Rik: We’re talking about something that got you back into gaming. It made me cry, and it’s over in an afternoon.

Jo: It made me cry too. Both times. I just think it’s very cleverly done.

Rik: It asks for little and gives back plenty.

Jo: I think that’s why I get so defensive about it because to create something so simple to play, that’s so intricate in detail and story, is actually very difficult.

Rik: After 2014 I stopped following quite so many gaming opinions, especially any knuckleheads. I didn’t even look at anything in preparation for this – I figured, let’s you and I just talk about it.

Jo: I had looked at a lot of reviews after I played it the first time and was surprised to see so much by way of backlash.

Rik: Maybe I did at the time, but not since.

Jo: My only criticism…and it is very, very minor, is that I had trouble opening and closing cupboard doors and drawers. But that could be down to my poor FPS-style control skills.

Rik: They won’t open if you stand too close, is that right?
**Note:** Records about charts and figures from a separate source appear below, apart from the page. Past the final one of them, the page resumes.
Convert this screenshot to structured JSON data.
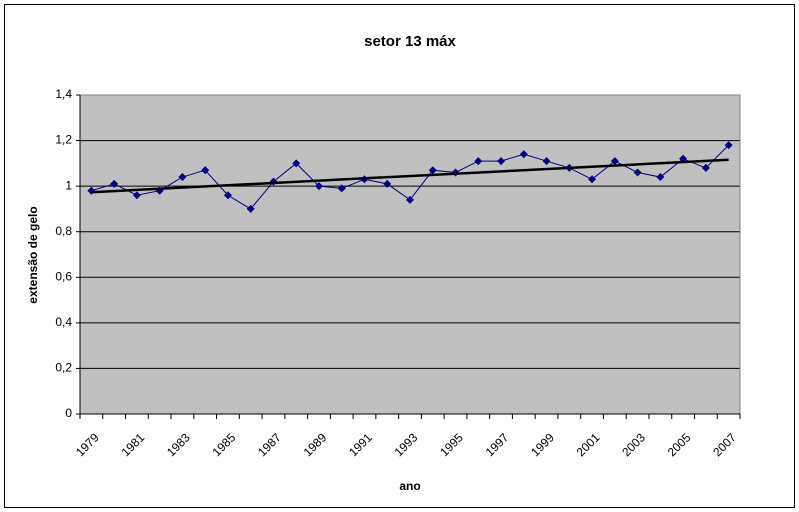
{
  "chart_data": {
    "type": "line",
    "title": "setor 13 máx",
    "x_label": "ano",
    "y_label": "extensão de gelo",
    "categories": [
      "1979",
      null,
      "1981",
      null,
      "1983",
      null,
      "1985",
      null,
      "1987",
      null,
      "1989",
      null,
      "1991",
      null,
      "1993",
      null,
      "1995",
      null,
      "1997",
      null,
      "1999",
      null,
      "2001",
      null,
      "2003",
      null,
      "2005",
      null,
      "2007"
    ],
    "series": [
      {
        "name": "setor 13",
        "color": "#000080",
        "values": [
          0.98,
          1.01,
          0.96,
          0.98,
          1.04,
          1.07,
          0.96,
          0.9,
          1.02,
          1.1,
          1.0,
          0.99,
          1.03,
          1.01,
          0.94,
          1.07,
          1.06,
          1.11,
          1.11,
          1.14,
          1.11,
          1.08,
          1.03,
          1.11,
          1.06,
          1.04,
          1.12,
          1.08,
          1.18
        ]
      }
    ],
    "trendline": "linear",
    "trendline_color": "#000000",
    "ylim": [
      0,
      1.4
    ],
    "yticks": [
      0,
      {
        "value": 0.2,
        "label": "0,2"
      },
      {
        "value": 0.4,
        "label": "0,4"
      },
      {
        "value": 0.6,
        "label": "0,6"
      },
      {
        "value": 0.8,
        "label": "0,8"
      },
      1,
      {
        "value": 1.2,
        "label": "1,2"
      },
      {
        "value": 1.4,
        "label": "1,4"
      }
    ],
    "grid": true,
    "plot_background": "#c0c0c0"
  }
}
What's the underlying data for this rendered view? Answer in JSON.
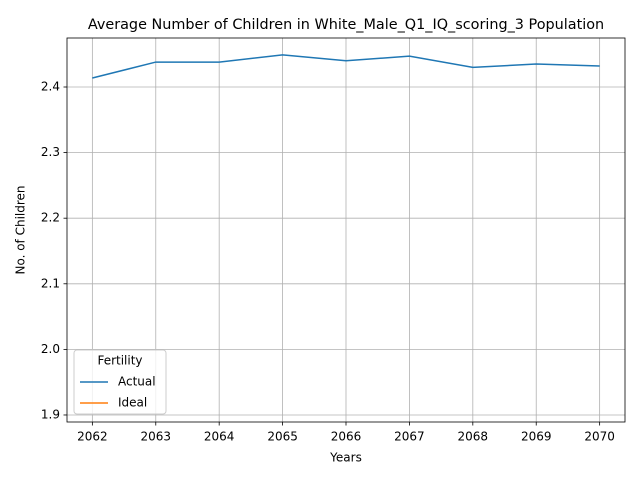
{
  "chart_data": {
    "type": "line",
    "title": "Average Number of Children in White_Male_Q1_IQ_scoring_3 Population",
    "x_label": "Years",
    "y_label": "No. of Children",
    "x": [
      2062,
      2063,
      2064,
      2065,
      2066,
      2067,
      2068,
      2069,
      2070
    ],
    "series": [
      {
        "name": "Actual",
        "color": "#1f77b4",
        "values": [
          2.4137,
          2.438,
          2.438,
          2.449,
          2.44,
          2.447,
          2.43,
          2.435,
          2.432
        ]
      },
      {
        "name": "Ideal",
        "color": "#ff7f0e",
        "values": [
          null,
          null,
          null,
          null,
          null,
          null,
          null,
          null,
          null
        ]
      }
    ],
    "xlim": [
      2061.6,
      2070.4
    ],
    "xticks": [
      2062,
      2063,
      2064,
      2065,
      2066,
      2067,
      2068,
      2069,
      2070
    ],
    "ylim": [
      1.8893,
      2.4747
    ],
    "yticks": [
      1.9,
      {
        "value": 2,
        "label": "2.0"
      },
      2.1,
      2.2,
      2.3,
      2.4
    ],
    "grid": true,
    "legend_title": "Fertility",
    "legend_loc": "lower left"
  }
}
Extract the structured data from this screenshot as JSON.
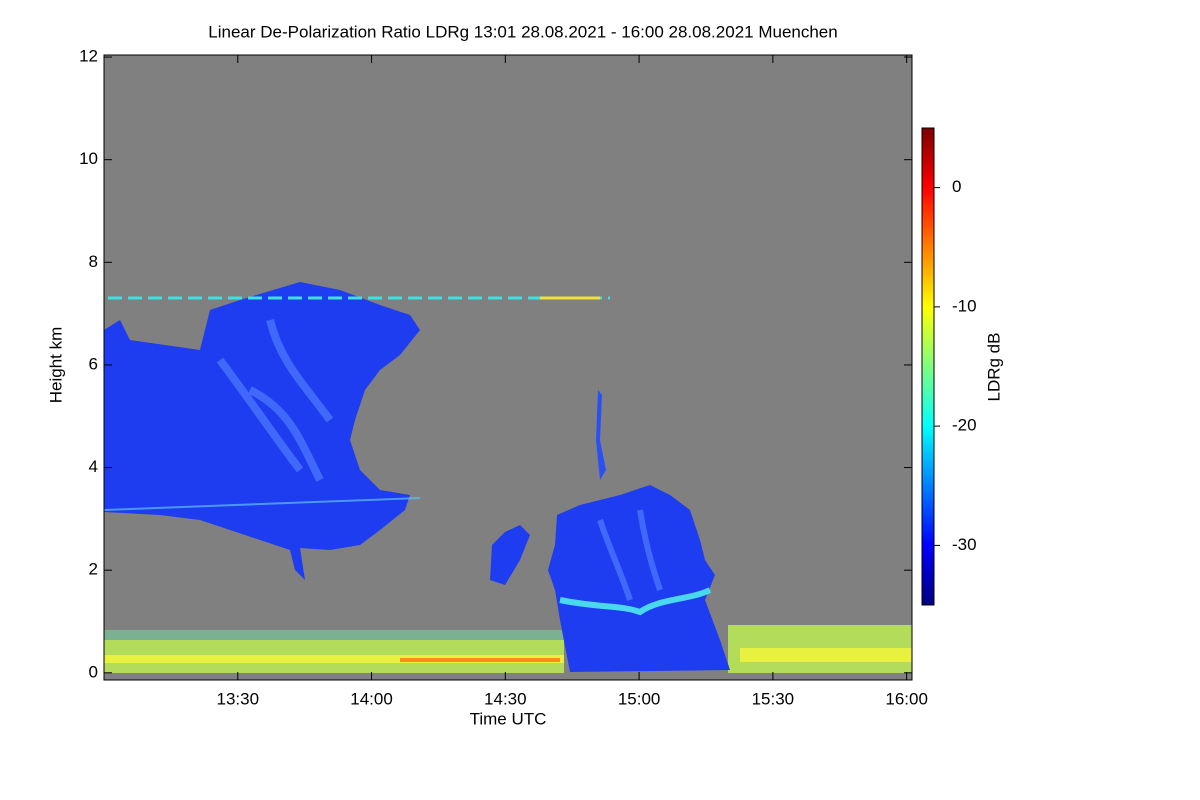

I chucked things on the floor instead of putting them back, by accident. I felt bad especially when there’d been an emotional bit, then ‘wang’ on the floor with it.

Jo: Yes, she does tend to just kind of toss them away. “Right well, that’s that” *toss*

Rik: When Terry and Jan get home from their weekend away they find all the lights on, the house even messier then when they left, and their youngest daughter gone. Back to marriage counselling for them!

Gone Home is available on Steam and GOG (and other places too) for around £11.